I know how it sucks to be a white man in America today; I’ve raised three of ‘em, and I’m helping to raise four more. And I think I have some clue of how hard it is to be a woman of any color. My mom and my sister are women of one color. My wife, my daughter, and the mother of my grandkids are women of another color. I have lived with all of them.

So I wake up every morning and thank my very lucky
stars that I am a black man and not an unlucky white man or an unlucky woman of any color. We black men don’t know how good we have it in the US of A.

In fact, we should have tried this running for President thing a long time ago. With our great luck, it’s so easy! See, we thought people just liked a few of us, like Sidney Poitier, Bill Cosby, Denzel, and that Michael Jordan. We thought it was just Tiger Woods (unless you are actually a golfer) or OJ Simpson (the football and actor OJ, not the murderer OJ). But we should have caught on when the Beatles and Elvis wanted to play our music or even back when Al Jolson started putting on blackface. America loves the black man.

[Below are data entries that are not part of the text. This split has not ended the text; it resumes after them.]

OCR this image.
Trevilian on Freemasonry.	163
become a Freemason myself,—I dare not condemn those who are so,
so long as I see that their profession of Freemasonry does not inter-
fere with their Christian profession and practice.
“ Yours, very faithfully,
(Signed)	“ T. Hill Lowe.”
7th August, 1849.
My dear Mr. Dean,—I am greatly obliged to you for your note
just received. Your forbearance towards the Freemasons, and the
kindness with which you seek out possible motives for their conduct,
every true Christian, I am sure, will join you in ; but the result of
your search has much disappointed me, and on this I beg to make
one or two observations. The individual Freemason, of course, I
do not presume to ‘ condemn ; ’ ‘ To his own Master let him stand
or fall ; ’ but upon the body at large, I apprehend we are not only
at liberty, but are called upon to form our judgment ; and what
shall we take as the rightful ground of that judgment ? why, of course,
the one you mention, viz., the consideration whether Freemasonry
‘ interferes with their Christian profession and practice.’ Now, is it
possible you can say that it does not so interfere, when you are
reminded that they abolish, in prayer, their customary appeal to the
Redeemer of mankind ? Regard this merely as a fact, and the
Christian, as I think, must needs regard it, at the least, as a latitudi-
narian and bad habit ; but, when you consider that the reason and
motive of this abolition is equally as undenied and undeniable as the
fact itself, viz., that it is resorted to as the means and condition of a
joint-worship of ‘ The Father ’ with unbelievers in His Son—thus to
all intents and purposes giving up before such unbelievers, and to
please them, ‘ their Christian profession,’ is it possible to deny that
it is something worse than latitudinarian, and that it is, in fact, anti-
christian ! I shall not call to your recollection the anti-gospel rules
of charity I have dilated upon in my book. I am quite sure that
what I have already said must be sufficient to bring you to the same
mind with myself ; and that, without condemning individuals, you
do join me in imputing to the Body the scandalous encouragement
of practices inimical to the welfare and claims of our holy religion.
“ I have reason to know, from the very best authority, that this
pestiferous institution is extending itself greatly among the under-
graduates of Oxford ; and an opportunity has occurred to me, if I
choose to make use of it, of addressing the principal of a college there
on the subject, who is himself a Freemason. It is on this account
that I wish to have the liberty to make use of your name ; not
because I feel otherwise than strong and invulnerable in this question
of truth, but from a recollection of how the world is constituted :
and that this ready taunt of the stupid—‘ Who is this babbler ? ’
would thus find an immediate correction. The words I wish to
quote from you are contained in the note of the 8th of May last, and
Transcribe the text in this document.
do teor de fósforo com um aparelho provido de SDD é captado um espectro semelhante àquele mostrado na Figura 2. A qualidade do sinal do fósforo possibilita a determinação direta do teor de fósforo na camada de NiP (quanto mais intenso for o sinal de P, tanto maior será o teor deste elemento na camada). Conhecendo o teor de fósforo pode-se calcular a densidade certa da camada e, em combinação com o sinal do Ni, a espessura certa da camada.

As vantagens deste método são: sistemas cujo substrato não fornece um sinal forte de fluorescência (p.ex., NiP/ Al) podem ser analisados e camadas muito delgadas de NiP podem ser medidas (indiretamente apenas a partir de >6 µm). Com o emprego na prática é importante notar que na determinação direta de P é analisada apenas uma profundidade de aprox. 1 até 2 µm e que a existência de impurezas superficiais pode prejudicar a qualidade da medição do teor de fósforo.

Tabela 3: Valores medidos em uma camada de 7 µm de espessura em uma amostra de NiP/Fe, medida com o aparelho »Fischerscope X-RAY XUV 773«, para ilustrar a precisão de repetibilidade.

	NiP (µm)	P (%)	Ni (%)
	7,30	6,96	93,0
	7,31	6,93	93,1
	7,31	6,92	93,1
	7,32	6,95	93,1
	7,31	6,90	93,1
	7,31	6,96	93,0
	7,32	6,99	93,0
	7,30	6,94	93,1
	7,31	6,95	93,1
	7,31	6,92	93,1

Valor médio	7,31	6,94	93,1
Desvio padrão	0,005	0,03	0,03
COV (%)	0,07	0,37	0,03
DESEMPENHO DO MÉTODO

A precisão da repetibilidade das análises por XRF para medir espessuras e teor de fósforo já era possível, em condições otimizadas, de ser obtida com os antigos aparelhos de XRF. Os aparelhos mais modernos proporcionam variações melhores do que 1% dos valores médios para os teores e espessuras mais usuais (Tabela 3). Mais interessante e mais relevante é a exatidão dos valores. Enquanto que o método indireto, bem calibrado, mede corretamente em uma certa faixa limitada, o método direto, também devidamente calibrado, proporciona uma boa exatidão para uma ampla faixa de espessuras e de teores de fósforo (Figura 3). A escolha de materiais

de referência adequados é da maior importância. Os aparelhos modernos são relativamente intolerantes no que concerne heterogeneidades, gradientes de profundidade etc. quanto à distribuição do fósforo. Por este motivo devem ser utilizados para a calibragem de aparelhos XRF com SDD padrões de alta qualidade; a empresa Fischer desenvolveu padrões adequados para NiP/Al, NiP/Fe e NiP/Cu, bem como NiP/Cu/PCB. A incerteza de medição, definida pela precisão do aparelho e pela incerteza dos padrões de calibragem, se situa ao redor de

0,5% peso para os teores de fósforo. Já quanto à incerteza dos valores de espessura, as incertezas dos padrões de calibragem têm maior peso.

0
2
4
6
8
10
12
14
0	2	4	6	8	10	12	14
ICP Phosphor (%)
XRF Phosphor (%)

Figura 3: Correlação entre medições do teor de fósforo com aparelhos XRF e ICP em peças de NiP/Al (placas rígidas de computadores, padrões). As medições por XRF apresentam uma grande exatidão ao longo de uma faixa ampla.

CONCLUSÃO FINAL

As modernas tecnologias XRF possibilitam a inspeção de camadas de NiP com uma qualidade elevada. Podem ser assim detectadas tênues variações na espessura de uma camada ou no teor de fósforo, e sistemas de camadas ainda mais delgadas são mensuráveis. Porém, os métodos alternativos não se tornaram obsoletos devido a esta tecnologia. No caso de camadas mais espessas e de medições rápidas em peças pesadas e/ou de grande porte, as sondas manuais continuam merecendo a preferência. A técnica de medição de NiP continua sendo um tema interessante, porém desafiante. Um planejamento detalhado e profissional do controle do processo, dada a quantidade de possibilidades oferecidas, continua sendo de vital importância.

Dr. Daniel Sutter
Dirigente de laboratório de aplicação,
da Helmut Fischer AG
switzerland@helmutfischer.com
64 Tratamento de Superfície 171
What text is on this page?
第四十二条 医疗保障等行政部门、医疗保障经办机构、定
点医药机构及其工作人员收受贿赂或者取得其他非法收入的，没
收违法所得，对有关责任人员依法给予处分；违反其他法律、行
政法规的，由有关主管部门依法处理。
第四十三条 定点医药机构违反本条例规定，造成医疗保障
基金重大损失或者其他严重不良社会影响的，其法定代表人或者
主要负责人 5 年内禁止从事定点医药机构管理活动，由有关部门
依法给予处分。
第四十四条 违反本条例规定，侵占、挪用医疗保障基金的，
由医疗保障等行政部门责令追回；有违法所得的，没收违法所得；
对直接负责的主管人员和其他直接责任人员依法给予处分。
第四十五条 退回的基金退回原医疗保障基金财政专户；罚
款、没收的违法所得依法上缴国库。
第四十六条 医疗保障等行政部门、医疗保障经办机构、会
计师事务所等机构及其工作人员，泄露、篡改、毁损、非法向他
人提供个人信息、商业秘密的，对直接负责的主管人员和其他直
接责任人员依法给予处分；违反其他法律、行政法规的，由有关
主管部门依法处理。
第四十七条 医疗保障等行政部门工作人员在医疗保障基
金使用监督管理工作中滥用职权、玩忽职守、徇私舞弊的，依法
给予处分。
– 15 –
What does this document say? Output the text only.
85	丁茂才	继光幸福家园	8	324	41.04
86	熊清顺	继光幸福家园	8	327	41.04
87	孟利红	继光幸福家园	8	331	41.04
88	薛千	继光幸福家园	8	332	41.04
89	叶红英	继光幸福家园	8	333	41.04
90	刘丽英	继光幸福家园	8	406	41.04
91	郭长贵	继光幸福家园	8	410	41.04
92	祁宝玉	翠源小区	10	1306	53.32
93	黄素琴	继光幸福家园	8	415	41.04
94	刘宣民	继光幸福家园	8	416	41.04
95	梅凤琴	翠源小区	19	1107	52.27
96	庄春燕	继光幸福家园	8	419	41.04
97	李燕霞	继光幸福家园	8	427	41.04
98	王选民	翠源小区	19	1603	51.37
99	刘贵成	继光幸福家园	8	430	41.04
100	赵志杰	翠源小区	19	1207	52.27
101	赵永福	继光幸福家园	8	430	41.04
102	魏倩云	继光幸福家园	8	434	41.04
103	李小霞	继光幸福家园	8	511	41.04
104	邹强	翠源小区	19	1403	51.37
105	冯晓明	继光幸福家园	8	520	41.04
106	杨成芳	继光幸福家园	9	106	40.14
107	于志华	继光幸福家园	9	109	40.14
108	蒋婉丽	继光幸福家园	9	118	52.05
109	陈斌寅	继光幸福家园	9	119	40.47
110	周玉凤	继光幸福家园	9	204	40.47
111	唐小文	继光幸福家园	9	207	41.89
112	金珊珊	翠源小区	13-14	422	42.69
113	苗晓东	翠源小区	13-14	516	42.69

Why didn’t we put up Martin Luther King to be President; people loved him (except the ones who beat him, put him in jail, fought him in the courts and political venues, and killed him). Or Jesse Jackson--we should have made him President, we’re so lucky. Or Al Sharpton or Alan Keyes. Or Dennis Haysbert or Morgan Freeman--they’ve already played the President on TV and the movies.

I guess our luck made us stupid. Until now. We finally caught up with how much the USA is enamored of us black men. I mean, a majority of people in a majority of states are voting for the black man—and even people who don’t vote for him (or in the states that count—not just those ones that don’t), people come out in droves to see him.

Of course they do; he’s the black man, and America loves the black man. I am so very lucky!

Hawaii's version

My "hometown" paper, the Honolulu Star-Bulletin published a Hawaii version of my article. I have a great history with the Star-Bulletin. My first teenage job was delivering the paper at Schofield Barracks. I began saving money with that paper route.

But even before that, when I was in sixth grade and my dad was in Vietnam, I wrote Dad about a conversation I'd had with my teacher, Mr. Waite, and my best friend, Ted. Dad wrote a letter to the editor from Vietnam, and the Star-Bulletin published it. The letter, which was a challenge to Strom Thurmond's words (and the prevailing notion) that Black people were good at sports but not at academics. That was 1970. Now I'm writing the Star-Bulletin from out of town.